De resto, as “coletivizações” prosseguiram após o 25 de Novembro de 1975, com as nacionalizações a avançar e com a Constituição de 1976 (aprovada apenas com os votos contra do CDS) a afirmar que o país seguia na via para o socialismo e a determinar a irreversibilidade dessas nacionalizações.
Ao longo dos últimos 49 anos, apenas o CDS tem pugnado para celebrar esta data, apresentando iniciativas nesse sentido no Parlamento desde o ano 2000. Nunca o PS tomou a iniciativa de assinalar o 25 de novembro, muito embora seja, segundo todos os historiadores, a força política que efetivamente se pode considerar vitoriosa deste episódio histórico.
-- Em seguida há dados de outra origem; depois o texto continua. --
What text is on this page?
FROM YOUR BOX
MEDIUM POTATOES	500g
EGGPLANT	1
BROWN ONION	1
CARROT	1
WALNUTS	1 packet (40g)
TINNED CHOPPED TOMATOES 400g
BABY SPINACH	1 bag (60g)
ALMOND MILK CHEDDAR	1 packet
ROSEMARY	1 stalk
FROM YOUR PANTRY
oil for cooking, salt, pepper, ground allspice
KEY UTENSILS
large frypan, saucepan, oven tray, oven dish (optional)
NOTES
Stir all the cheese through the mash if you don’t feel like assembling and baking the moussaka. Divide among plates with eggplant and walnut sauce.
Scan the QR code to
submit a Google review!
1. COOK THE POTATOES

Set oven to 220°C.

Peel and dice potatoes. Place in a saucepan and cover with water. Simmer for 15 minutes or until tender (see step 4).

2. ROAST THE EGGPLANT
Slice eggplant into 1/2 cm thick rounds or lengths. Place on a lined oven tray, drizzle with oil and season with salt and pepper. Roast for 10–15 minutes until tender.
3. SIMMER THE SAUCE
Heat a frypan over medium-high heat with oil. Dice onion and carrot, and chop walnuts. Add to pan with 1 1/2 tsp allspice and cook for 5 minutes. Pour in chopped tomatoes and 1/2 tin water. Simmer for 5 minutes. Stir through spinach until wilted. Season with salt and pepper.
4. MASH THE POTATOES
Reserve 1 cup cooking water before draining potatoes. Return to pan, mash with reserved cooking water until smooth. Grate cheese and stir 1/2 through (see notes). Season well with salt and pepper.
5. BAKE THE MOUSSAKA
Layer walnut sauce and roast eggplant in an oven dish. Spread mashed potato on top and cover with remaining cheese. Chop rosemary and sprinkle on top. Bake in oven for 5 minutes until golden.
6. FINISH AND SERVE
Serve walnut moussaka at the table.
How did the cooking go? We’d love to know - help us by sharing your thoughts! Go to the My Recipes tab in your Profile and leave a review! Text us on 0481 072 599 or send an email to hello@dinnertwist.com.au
PS nunca quis celebrar data
Pedro Delgado Alves explicou porquê no discurso que fez na sessão evocativa do 25 de Novembro, que se realizou este ano pela primeira vez no Parlamento, por iniciativa do CDS e com os votos a favor de toda a direita e a abstenção do PS.
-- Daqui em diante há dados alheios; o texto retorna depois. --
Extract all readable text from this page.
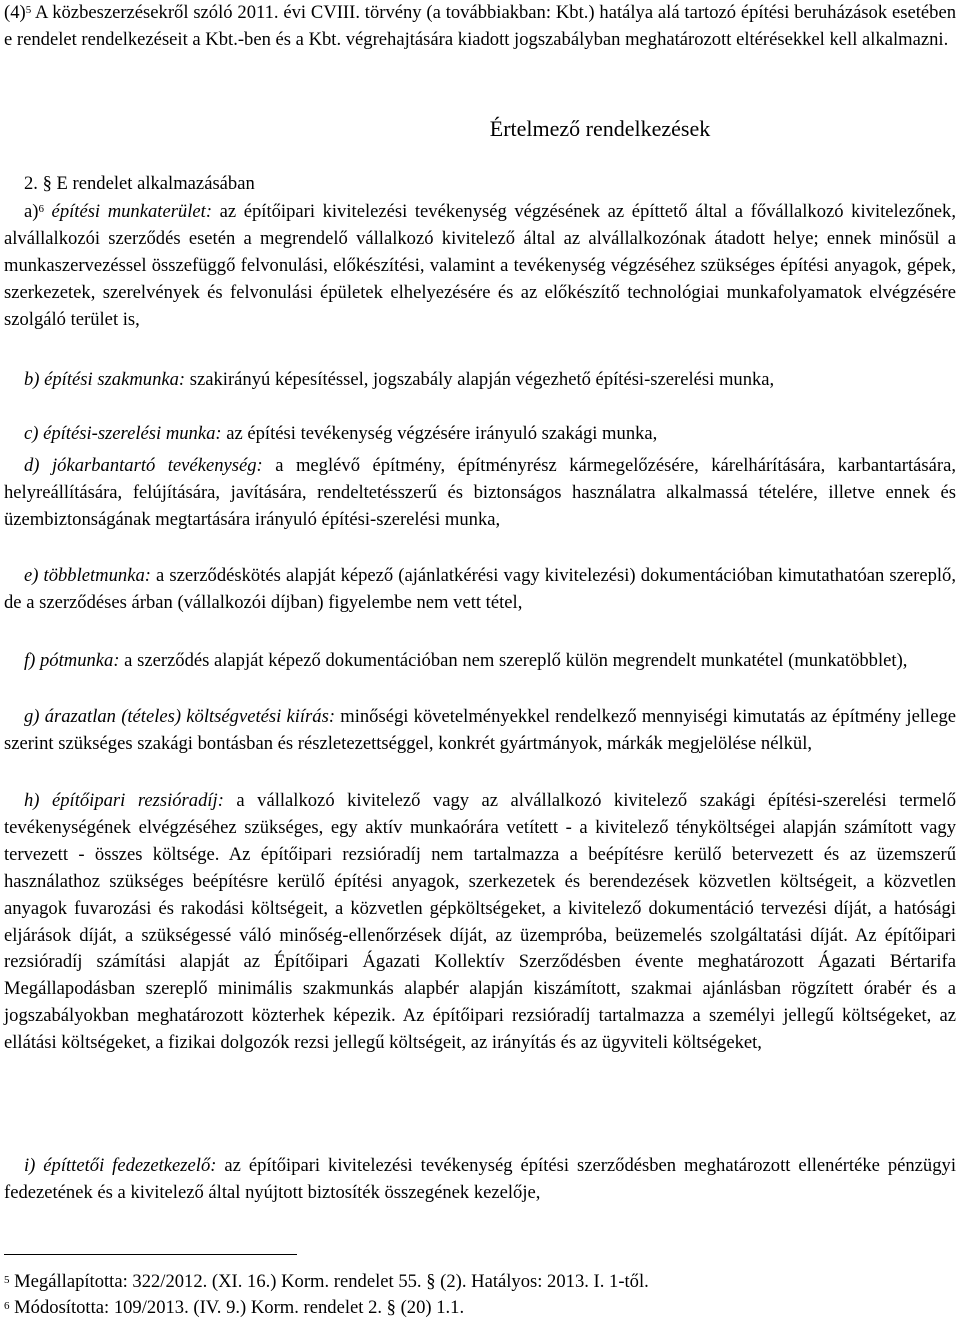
$(4)^5$ A közbeszerzésekről szóló 2011. évi CVIII. törvény (a továbbiakban: Kbt.) hatálya alá tartozó építési beruházások esetében e rendelet rendelkezéseit a Kbt.-ben és a Kbt. végrehajtására kiadott jogszabályban meghatározott eltérésekkel kell alkalmazni.

Értelmező rendelkezések

2. § E rendelet alkalmazásában

a)$^6$ építési munkaterület: az építőipari kivitelezési tevékenység végzésének az építtető által a fővállalkozó kivitelezőnek, alvállalkozói szerződés esetén a megrendelő vállalkozó kivitelező által az alvállalkozónak átadott helye; ennek minősül a munkaszervezéssel összefüggő felvonulási, előkészítési, valamint a tevékenység végzéséhez szükséges építési anyagok, gépek, szerkezetek, szerelvények és felvonulási épületek elhelyezésére és az előkészítő technológiai munkafolyamatok elvégzésére szolgáló terület is,

b) építési szakmunka: szakirányú képesítéssel, jogszabály alapján végezhető építési-szerelési munka,

c) építési-szerelési munka: az építési tevékenység végzésére irányuló szakági munka,

d) jókarbantartó tevékenység: a meglévő építmény, építményrész kármegelőzésére, kárelhárítására, karbantartására, helyreállítására, felújítására, javítására, rendeltetésszerű és biztonságos használatra alkalmassá tételére, illetve ennek és üzembiztonságának megtartására irányuló építési-szerelési munka,

e) többletmunka: a szerződéskötés alapját képező (ajánlatkérési vagy kivitelezési) dokumentációban kimutathatóan szereplő, de a szerződéses árban (vállalkozói díjban) figyelembe nem vett tétel,

f) pótmunka: a szerződés alapját képező dokumentációban nem szereplő külön megrendelt munkatétel (munkatöbblet),

g) árazatlan (tételes) költségvetési kiírás: minőségi követelményekkel rendelkező mennyiségi kimutatás az építmény jellege szerint szükséges szakági bontásban és részletezettséggel, konkrét gyártmányok, márkák megjelölése nélkül,

h) építőipari rezsióradíj: a vállalkozó kivitelező vagy az alvállalkozó kivitelező szakági építési-szerelési termelő tevékenységének elvégzéséhez szükséges, egy aktív munkaórára vetített - a kivitelező tényköltségei alapján számított vagy tervezett - összes költsége. Az építőipari rezsióradíj nem tartalmazza a beépítésre kerülő betervezett és az üzemszerű használathoz szükséges beépítésre kerülő építési anyagok, szerkezetek és berendezések közvetlen költségeit, a közvetlen anyagok fuvarozási és rakodási költségeit, a közvetlen gépköltségeket, a kivitelező dokumentáció tervezési díját, a hatósági eljárások díját, a szükségessé váló minőség-ellenőrzések díját, az üzempróba, beüzemelés szolgáltatási díját. Az építőipari rezsióradíj számítási alapját az Építőipari Ágazati Kollektív Szerződésben évente meghatározott Ágazati Bértarifa Megállapodásban szereplő minimális szakmunkás alapbér alapján kiszámított, szakmai ajánlásban rögzített órabér és a jogszabályokban meghatározott közterhek képezik. Az építőipari rezsióradíj tartalmazza a személyi jellegű költségeket, az ellátási költségeket, a fizikai dolgozók rezsi jellegű költségeit, az irányítás és az ügyviteli költségeket,

i) építtetői fedezetkezelő: az építőipari kivitelezési tevékenység építési szerződésben meghatározott ellenértéke pénzügyi fedezetének és a kivitelező által nyújtott biztosíték összegének kezelője,

$^5$ Megállapította: 322/2012. (XI. 16.) Korm. rendelet 55. § (2). Hatályos: 2013. I. 1-től.
$^6$ Módosította: 109/2013. (IV. 9.) Korm. rendelet 2. § (20) 1.1.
“Se o PS se conta entre aqueles que, inequivocamente, são reconhecidos como vencedores do dia 25 de Novembro, também se conta entre aqueles que compreenderam desde cedo – e até hoje – que a reconciliação nacional começava ali, de imediato, superada que estava a ameaça de guerra civil”, afirmou Delgado Alves, numa sessão a que vários deputados socialistas nem sequer assistiram, tendo muitos aparecido de cravo na lapela – e não com as rosas brancas com que, por sugestão do centrista Paulo Núncio foi decorado o hemiciclo – e tendo outros saído da sala no momento em que o líder do Chega, André Ventura, aproveitou o seu discurso para associar os números das violações à imigração (dados que nenhum relatório oficial comprova).